(AfriquesPlus) - Le ministre éthiopien des Affaires étrangères Gedion Timothewos analyse les bouleversements de l’ordre mondial et appelle les pays africains à repenser leurs stratégies économiques et diplomatiques face à la montée des rivalités entre grandes puissances. Il s'est exprimé, à ce propos, le 03 août 2026 sur CNBC Africa.
Selon le responsable éthiopien, la mondialisation fondée sur l’ouverture des marchés et l’interdépendance économique cède progressivement la place à une ère dominée par la compétition géopolitique. Les États privilégient désormais la sécurité nationale, le contrôle des chaînes d’approvisionnement et l’accès aux ressources stratégiques, au détriment d’une logique purement économique.
« La géopolitique remplace la mondialisation comme philosophie dominante du monde », écrit Gedion Timothewos, soulignant que les décisions économiques sont désormais largement influencées par les rapports de force internationaux.
Cette nouvelle configuration représente un défi majeur pour l’Afrique subsaharienne. Le ministre éthiopien souligne notamment la baisse de l’aide publique au développement, les difficultés croissantes à attirer les investissements étrangers et les conséquences des tensions internationales sur les perspectives économiques du continent.
Il estime également que la compétition mondiale autour des minerais stratégiques africains, indispensables aux nouvelles industries technologiques et énergétiques, peut devenir une source de fragilité si les pays africains ne maîtrisent pas leurs choix. La rivalité entre puissances étrangères pour accéder aux ressources et aux infrastructures africaines risque, selon lui, d’alimenter davantage les tensions locales.
« La compétition pour le contrôle des ressources minérales critiques et des grandes routes commerciales pousse les puissances mondiales et régionales à s’engager en Afrique d’une manière qui peut fragiliser la souveraineté des États », analyse-t-il.

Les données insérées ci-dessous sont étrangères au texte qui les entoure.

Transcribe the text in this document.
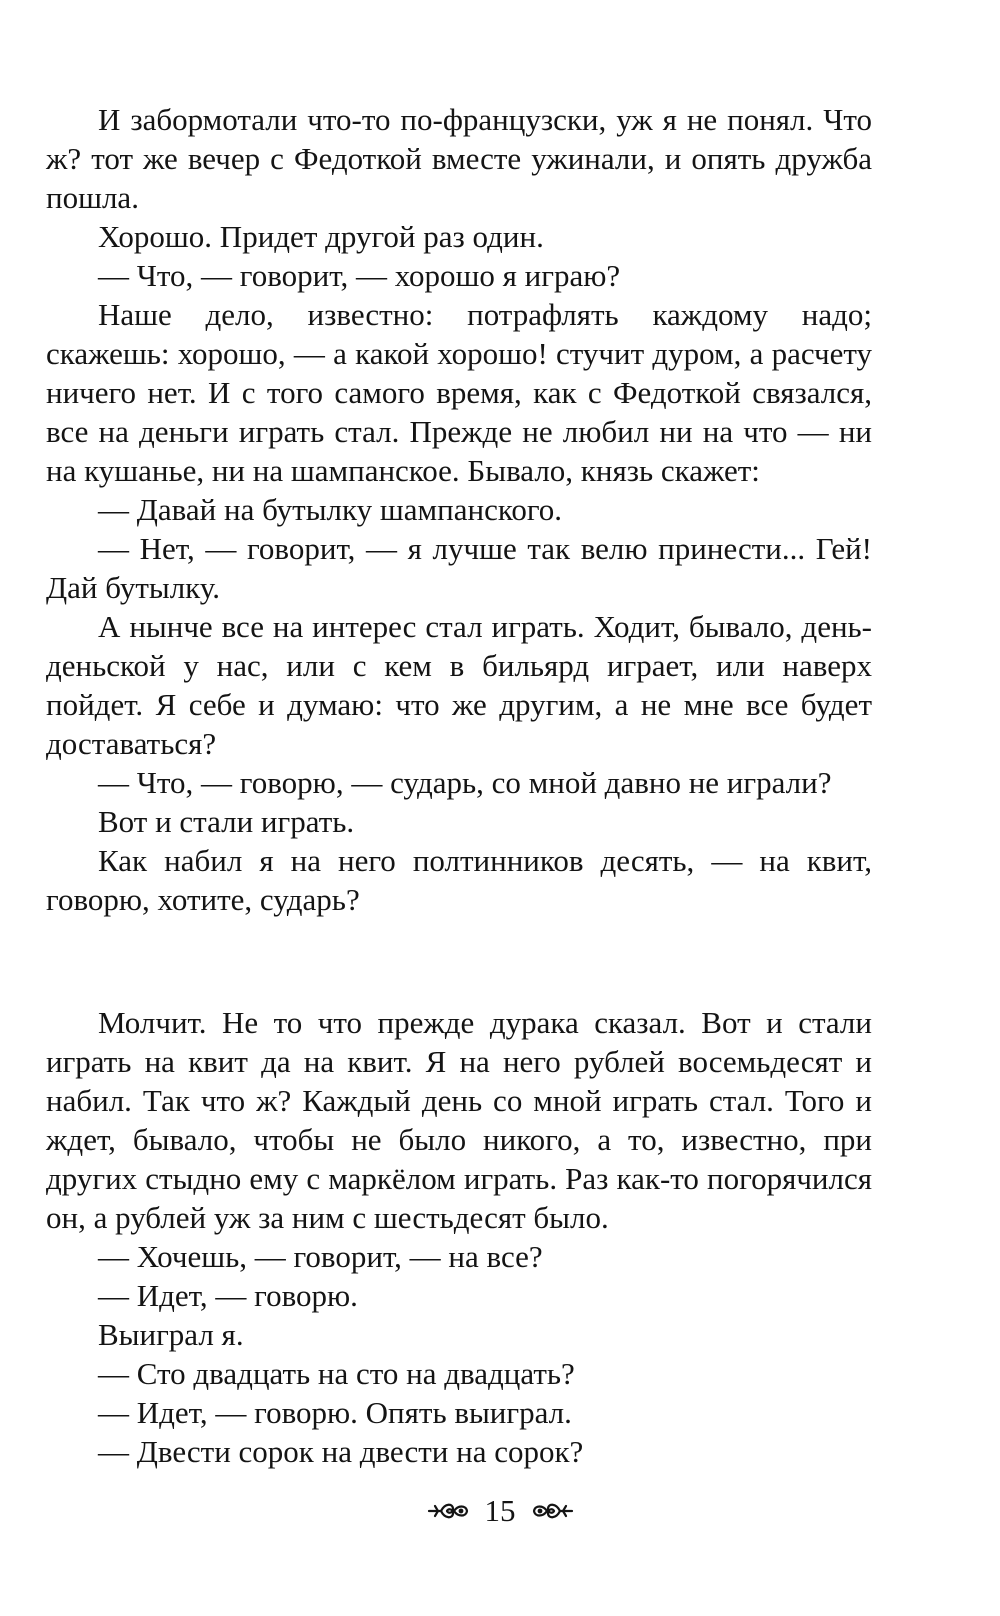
И забормотали что-то по-французски, уж я не понял. Что ж? тот же вечер с Федоткой вместе ужинали, и опять дружба пошла.

Хорошо. Придет другой раз один.

— Что, — говорит, — хорошо я играю?

Наше дело, известно: потрафлять каждому надо; скажешь: хорошо, — а какой хорошо! стучит дуром, а расчету ничего нет. И с того самого время, как с Федоткой связался, все на деньги играть стал. Прежде не любил ни на что — ни на кушанье, ни на шампанское. Бывало, князь скажет:

— Давай на бутылку шампанского.

— Нет, — говорит, — я лучше так велю принести... Гей! Дай бутылку.

А нынче все на интерес стал играть. Ходит, бывало, день-деньской у нас, или с кем в бильярд играет, или наверх пойдет. Я себе и думаю: что же другим, а не мне все будет доставаться?

— Что, — говорю, — сударь, со мной давно не играли?

Вот и стали играть.

Как набил я на него полтинников десять, — на квит, говорю, хотите, сударь?

Молчит. Не то что прежде дурака сказал. Вот и стали играть на квит да на квит. Я на него рублей восемьдесят и набил. Так что ж? Каждый день со мной играть стал. Того и ждет, бывало, чтобы не было никого, а то, известно, при других стыдно ему с маркёлом играть. Раз как-то погорячился он, а рублей уж за ним с шестьдесят было.

— Хочешь, — говорит, — на все?

— Идет, — говорю.

Выиграл я.

— Сто двадцать на сто на двадцать?

— Идет, — говорю. Опять выиграл.

— Двести сорок на двести на сорок?

15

Face à ces transformations, Gedion Timothewos appelle les pays africains à renforcer leur coopération continentale et à utiliser leurs atouts démographiques, économiques et naturels comme instruments de négociation. Il insiste notamment sur l’importance de développer le commerce intra-africain grâce à la Zone de libre-échange continentale africaine (ZLECAf), d’investir dans les infrastructures, l’énergie et les technologies numériques.
Pour lui, la fragmentation actuelle du monde offre aussi une opportunité : celle pour l’Afrique de diversifier ses partenariats et de ne plus dépendre d’un seul modèle de développement ou d’un seul partenaire extérieur.
L’auteur cite l’expérience éthiopienne comme exemple d’adaptation aux nouvelles réalités économiques mondiales. Malgré les crises internes et internationales, Addis-Abeba a poursuivi des réformes visant à diversifier son économie, développer les énergies renouvelables et miser sur les nouvelles technologies.
« Nos destins en tant que nations africaines sont liés ; nous souffrons ou prospérons ensemble. La division garantit l’échec, l’unité ouvre la voie au succès », conclut le ministre.
Pour Gedion Timothewos, l’Afrique doit donc dépasser les rivalités nationales et construire une stratégie collective afin de peser davantage dans un ordre mondial devenu plus incertain, où les ressources, la technologie et les alliances sont désormais au cœur de la puissance.